Table 2. Mutation operators.
Full size table

3.2.4 CSP Models

The CSP models were manually created by translating SysML reference models and implementations into CSP, taking into account the discretisation of floating point input variables as described above.

3.3 Results

Every SysML reference model and each associated implementation were checked for I/O-equivalence using the method described in this paper. The test suites used to check the transductors for I/O-equivalence as described in Sect. 2 were calculated using the W-Method [5, 20]. The corresponding CSP reference and implementation models were checked for trace equivalence using the FDR3 model checker. Each check was limited to 40 GBytes of RAM and 2 h execution time (wallclock time).

Regarding the correctness of the checks, both our model checking method and the FDR3 tool detected the same I/O-equivalence violations, as was expected.
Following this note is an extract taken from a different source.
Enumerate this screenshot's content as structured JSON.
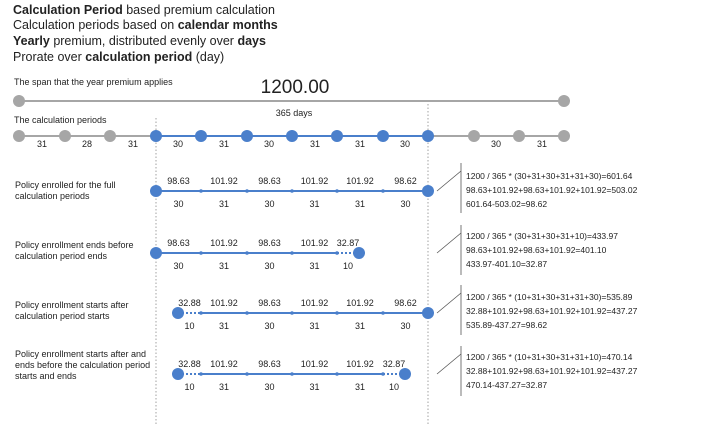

For the alarm1 model, the FDR3 tool was approximately 70 times slower than our checker and needed approximately 11 times more memory. These factors are calculated as the averages of all 10 checks performed for the alarm1 model and its 10 mutated implementations.
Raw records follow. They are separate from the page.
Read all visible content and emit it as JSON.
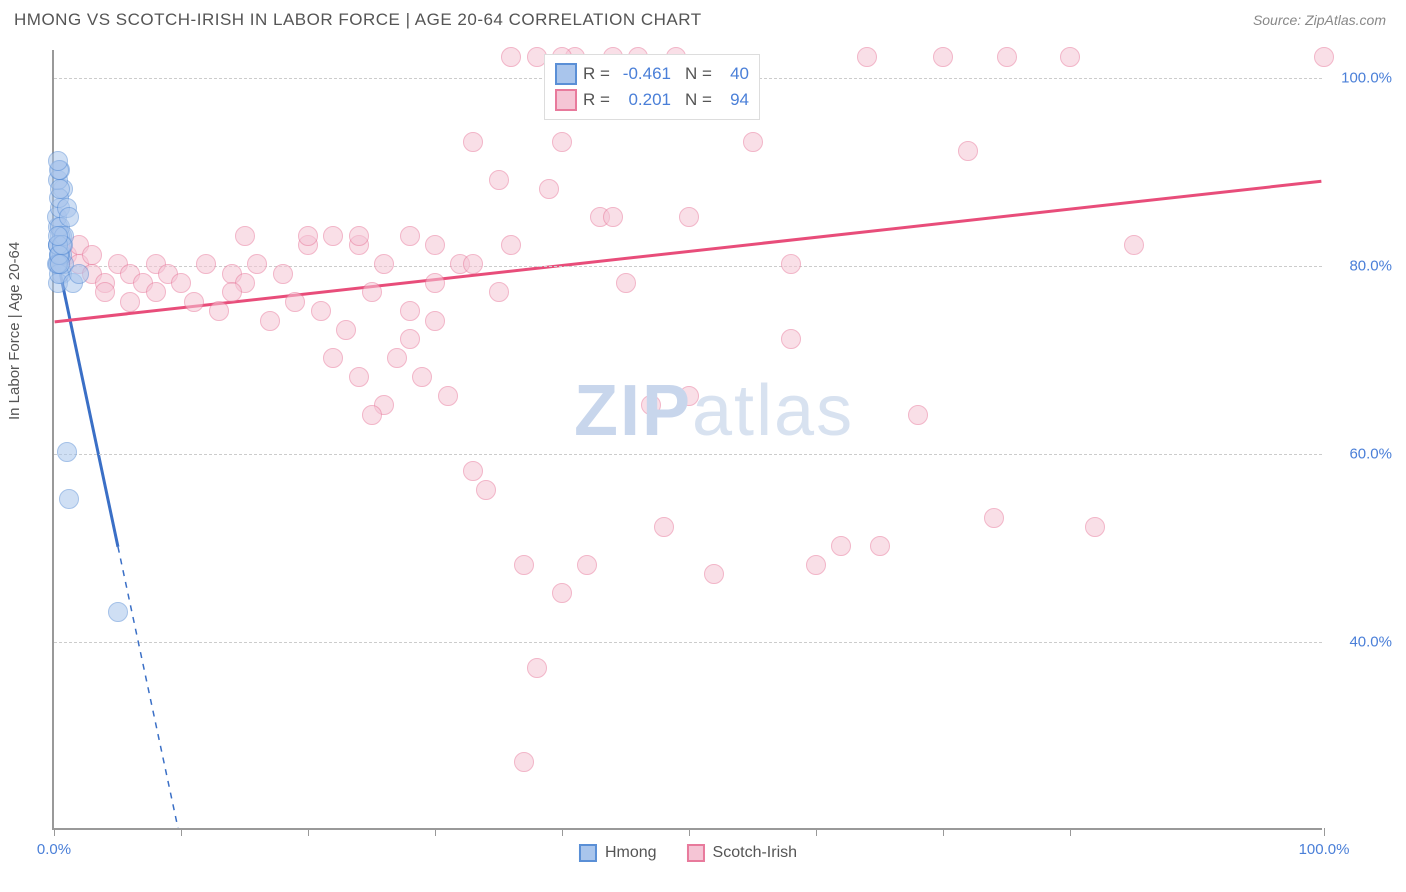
{
  "title": "HMONG VS SCOTCH-IRISH IN LABOR FORCE | AGE 20-64 CORRELATION CHART",
  "source": "Source: ZipAtlas.com",
  "ylabel": "In Labor Force | Age 20-64",
  "watermark_1": "ZIP",
  "watermark_2": "atlas",
  "chart": {
    "type": "scatter",
    "background_color": "#ffffff",
    "grid_color": "#cccccc",
    "axis_color": "#999999",
    "tick_color": "#4a7fd8",
    "xlim": [
      0,
      100
    ],
    "ylim": [
      20,
      103
    ],
    "yticks": [
      40,
      60,
      80,
      100
    ],
    "ytick_labels": [
      "40.0%",
      "60.0%",
      "80.0%",
      "100.0%"
    ],
    "xticks": [
      0,
      10,
      20,
      30,
      40,
      50,
      60,
      70,
      80,
      100
    ],
    "xtick_labels_shown": {
      "0": "0.0%",
      "100": "100.0%"
    },
    "marker_radius": 10,
    "marker_opacity": 0.55
  },
  "series": {
    "hmong": {
      "label": "Hmong",
      "color_fill": "#a9c5ec",
      "color_stroke": "#5a8fd6",
      "R": "-0.461",
      "N": "40",
      "trend": {
        "x1": 0,
        "y1": 82,
        "x2": 5,
        "y2": 50,
        "dashed_x2": 11,
        "dashed_y2": 12,
        "color": "#3a6fc6",
        "width": 3
      },
      "points": [
        [
          0.3,
          82
        ],
        [
          0.5,
          81
        ],
        [
          0.4,
          80
        ],
        [
          0.6,
          83
        ],
        [
          0.3,
          84
        ],
        [
          0.2,
          85
        ],
        [
          0.5,
          86
        ],
        [
          0.7,
          88
        ],
        [
          0.4,
          87
        ],
        [
          0.3,
          89
        ],
        [
          0.5,
          90
        ],
        [
          0.6,
          79
        ],
        [
          0.8,
          80
        ],
        [
          0.4,
          81
        ],
        [
          0.3,
          82
        ],
        [
          0.5,
          83
        ],
        [
          0.2,
          80
        ],
        [
          0.6,
          81
        ],
        [
          0.3,
          78
        ],
        [
          0.4,
          79
        ],
        [
          0.5,
          81
        ],
        [
          0.7,
          82
        ],
        [
          0.3,
          80
        ],
        [
          0.5,
          84
        ],
        [
          1.0,
          86
        ],
        [
          1.2,
          85
        ],
        [
          0.8,
          83
        ],
        [
          0.4,
          90
        ],
        [
          0.3,
          91
        ],
        [
          0.5,
          88
        ],
        [
          1.5,
          78
        ],
        [
          2.0,
          79
        ],
        [
          1.0,
          60
        ],
        [
          1.2,
          55
        ],
        [
          0.3,
          82
        ],
        [
          0.4,
          81
        ],
        [
          0.5,
          80
        ],
        [
          0.6,
          82
        ],
        [
          5.0,
          43
        ],
        [
          0.3,
          83
        ]
      ]
    },
    "scotch": {
      "label": "Scotch-Irish",
      "color_fill": "#f5c5d5",
      "color_stroke": "#e87a9c",
      "R": "0.201",
      "N": "94",
      "trend": {
        "x1": 0,
        "y1": 74,
        "x2": 100,
        "y2": 89,
        "color": "#e84d7a",
        "width": 3
      },
      "points": [
        [
          1,
          81
        ],
        [
          2,
          80
        ],
        [
          3,
          79
        ],
        [
          2,
          82
        ],
        [
          4,
          78
        ],
        [
          3,
          81
        ],
        [
          5,
          80
        ],
        [
          6,
          79
        ],
        [
          4,
          77
        ],
        [
          7,
          78
        ],
        [
          8,
          80
        ],
        [
          6,
          76
        ],
        [
          9,
          79
        ],
        [
          10,
          78
        ],
        [
          8,
          77
        ],
        [
          12,
          80
        ],
        [
          11,
          76
        ],
        [
          14,
          79
        ],
        [
          13,
          75
        ],
        [
          15,
          78
        ],
        [
          16,
          80
        ],
        [
          14,
          77
        ],
        [
          18,
          79
        ],
        [
          17,
          74
        ],
        [
          20,
          82
        ],
        [
          19,
          76
        ],
        [
          22,
          83
        ],
        [
          21,
          75
        ],
        [
          24,
          82
        ],
        [
          23,
          73
        ],
        [
          25,
          77
        ],
        [
          26,
          80
        ],
        [
          22,
          70
        ],
        [
          28,
          75
        ],
        [
          24,
          68
        ],
        [
          30,
          78
        ],
        [
          26,
          65
        ],
        [
          32,
          80
        ],
        [
          28,
          72
        ],
        [
          29,
          68
        ],
        [
          27,
          70
        ],
        [
          30,
          74
        ],
        [
          31,
          66
        ],
        [
          25,
          64
        ],
        [
          35,
          77
        ],
        [
          33,
          58
        ],
        [
          36,
          82
        ],
        [
          34,
          56
        ],
        [
          38,
          102
        ],
        [
          40,
          93
        ],
        [
          37,
          48
        ],
        [
          41,
          102
        ],
        [
          39,
          88
        ],
        [
          42,
          48
        ],
        [
          40,
          45
        ],
        [
          43,
          85
        ],
        [
          44,
          102
        ],
        [
          37,
          27
        ],
        [
          45,
          78
        ],
        [
          46,
          102
        ],
        [
          40,
          102
        ],
        [
          38,
          37
        ],
        [
          48,
          52
        ],
        [
          50,
          66
        ],
        [
          49,
          102
        ],
        [
          52,
          47
        ],
        [
          58,
          72
        ],
        [
          60,
          48
        ],
        [
          62,
          50
        ],
        [
          65,
          50
        ],
        [
          64,
          102
        ],
        [
          70,
          102
        ],
        [
          68,
          64
        ],
        [
          72,
          92
        ],
        [
          75,
          102
        ],
        [
          74,
          53
        ],
        [
          80,
          102
        ],
        [
          82,
          52
        ],
        [
          85,
          82
        ],
        [
          100,
          102
        ],
        [
          36,
          102
        ],
        [
          33,
          93
        ],
        [
          35,
          89
        ],
        [
          28,
          83
        ],
        [
          24,
          83
        ],
        [
          20,
          83
        ],
        [
          15,
          83
        ],
        [
          50,
          85
        ],
        [
          44,
          85
        ],
        [
          30,
          82
        ],
        [
          33,
          80
        ],
        [
          55,
          93
        ],
        [
          58,
          80
        ],
        [
          47,
          65
        ]
      ]
    }
  },
  "bottom_legend": [
    {
      "key": "hmong"
    },
    {
      "key": "scotch"
    }
  ]
}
For the alarm2 model, the FDR3 tool was approximately 22 times slower and needed 7 times more memory. This value was calculated from 11 mutations checked against the reference model.
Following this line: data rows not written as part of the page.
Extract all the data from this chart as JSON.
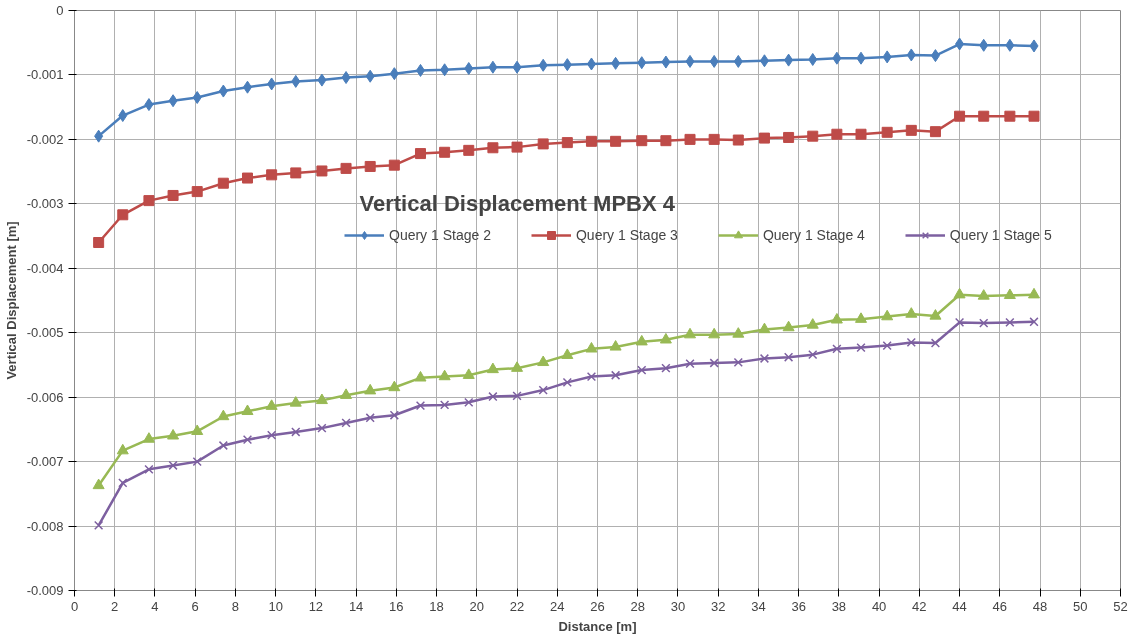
{
  "chart_data": {
    "type": "line",
    "title": "Vertical Displacement MPBX 4",
    "xlabel": "Distance [m]",
    "ylabel": "Vertical Displacement [m]",
    "x": [
      1.2,
      2.4,
      3.7,
      4.9,
      6.1,
      7.4,
      8.6,
      9.8,
      11.0,
      12.3,
      13.5,
      14.7,
      15.9,
      17.2,
      18.4,
      19.6,
      20.8,
      22.0,
      23.3,
      24.5,
      25.7,
      26.9,
      28.2,
      29.4,
      30.6,
      31.8,
      33.0,
      34.3,
      35.5,
      36.7,
      37.9,
      39.1,
      40.4,
      41.6,
      42.8,
      44.0,
      45.2,
      46.5,
      47.7
    ],
    "series": [
      {
        "name": "Query 1 Stage 2",
        "color": "#4a7ebb",
        "marker": "diamond",
        "values": [
          -0.00195,
          -0.00163,
          -0.00146,
          -0.0014,
          -0.00135,
          -0.00125,
          -0.00119,
          -0.00114,
          -0.0011,
          -0.00108,
          -0.00104,
          -0.00102,
          -0.00098,
          -0.00093,
          -0.00092,
          -0.0009,
          -0.00088,
          -0.00088,
          -0.00085,
          -0.00084,
          -0.00083,
          -0.00082,
          -0.00081,
          -0.0008,
          -0.00079,
          -0.00079,
          -0.00079,
          -0.00078,
          -0.00077,
          -0.00076,
          -0.00074,
          -0.00074,
          -0.00072,
          -0.00069,
          -0.0007,
          -0.00052,
          -0.00054,
          -0.00054,
          -0.00055
        ]
      },
      {
        "name": "Query 1 Stage 3",
        "color": "#be4b48",
        "marker": "square",
        "values": [
          -0.0036,
          -0.00317,
          -0.00295,
          -0.00287,
          -0.00281,
          -0.00268,
          -0.0026,
          -0.00255,
          -0.00252,
          -0.00249,
          -0.00245,
          -0.00242,
          -0.0024,
          -0.00222,
          -0.0022,
          -0.00217,
          -0.00213,
          -0.00212,
          -0.00207,
          -0.00205,
          -0.00203,
          -0.00203,
          -0.00202,
          -0.00202,
          -0.002,
          -0.002,
          -0.00201,
          -0.00198,
          -0.00197,
          -0.00195,
          -0.00192,
          -0.00192,
          -0.00189,
          -0.00186,
          -0.00188,
          -0.00164,
          -0.00164,
          -0.00164,
          -0.00164
        ]
      },
      {
        "name": "Query 1 Stage 4",
        "color": "#98b954",
        "marker": "triangle",
        "values": [
          -0.00737,
          -0.00683,
          -0.00665,
          -0.0066,
          -0.00653,
          -0.0063,
          -0.00622,
          -0.00614,
          -0.00609,
          -0.00605,
          -0.00597,
          -0.0059,
          -0.00585,
          -0.0057,
          -0.00568,
          -0.00566,
          -0.00557,
          -0.00555,
          -0.00546,
          -0.00535,
          -0.00525,
          -0.00522,
          -0.00514,
          -0.00511,
          -0.00503,
          -0.00503,
          -0.00502,
          -0.00495,
          -0.00492,
          -0.00488,
          -0.0048,
          -0.00479,
          -0.00475,
          -0.00471,
          -0.00474,
          -0.00441,
          -0.00443,
          -0.00442,
          -0.00441
        ]
      },
      {
        "name": "Query 1 Stage 5",
        "color": "#7d60a0",
        "marker": "x",
        "values": [
          -0.00799,
          -0.00733,
          -0.00712,
          -0.00706,
          -0.007,
          -0.00675,
          -0.00666,
          -0.00659,
          -0.00654,
          -0.00648,
          -0.0064,
          -0.00632,
          -0.00628,
          -0.00613,
          -0.00612,
          -0.00608,
          -0.00599,
          -0.00598,
          -0.00589,
          -0.00577,
          -0.00568,
          -0.00566,
          -0.00558,
          -0.00555,
          -0.00548,
          -0.00547,
          -0.00546,
          -0.0054,
          -0.00538,
          -0.00534,
          -0.00525,
          -0.00523,
          -0.0052,
          -0.00515,
          -0.00516,
          -0.00484,
          -0.00485,
          -0.00484,
          -0.00483
        ]
      }
    ],
    "xlim": [
      0,
      52
    ],
    "xticks": [
      0,
      2,
      4,
      6,
      8,
      10,
      12,
      14,
      16,
      18,
      20,
      22,
      24,
      26,
      28,
      30,
      32,
      34,
      36,
      38,
      40,
      42,
      44,
      46,
      48,
      50,
      52
    ],
    "ylim": [
      -0.009,
      0
    ],
    "yticks": [
      -0.009,
      -0.008,
      -0.007,
      -0.006,
      -0.005,
      -0.004,
      -0.003,
      -0.002,
      -0.001,
      0
    ],
    "grid": true,
    "legend": "center",
    "line_style": "solid"
  }
}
For all model pairs derived from the models csm, turn_ind and airbag, the CSP model checker was not able to complete the calculation within the resource limits set, while our checker completed these checks with durations from 27 s to 1217 s. The average checking time needed by our checker was 365 s.

All performance measurements described here included the time for abstracting the original model to its finite state machine and the time for creating a counter example in case of failures. A detailed tabular view documenting all checks and comparisons performed is given in [12].

4 Conclusion

We have presented a new algorithm for I/O-equivalence checking of models with infinite input domains but finite domains for internal state and outputs. The underlying method has been based on a new complete input equivalence class testing strategy previously developed by the second author and his research group.

Our approach clearly outperforms the FDR3 model checker. The cause is easy to understand, since FDR3 does not implement the equivalence class construction techniques that were available for our checker. As a consequence, FDR3 needed to explore the models by explicitly checking a very large number of input values instead of restricting the investigation to small numbers of input classes. This comparison shows that the input equivalence class construction method advocated in this paper can be a valuable extension to other model checking tools as well. Additionally, the results presented here are another example of the closeness between testing and model checking methods.

The algorithms needed for abstracting a nondeterministic I/O-state transition system to its finite state machine have exponential worst case complexity. Future work will focus on mitigating this problem by means of further distributing the algorithms involved on multiple threads and CPU cores.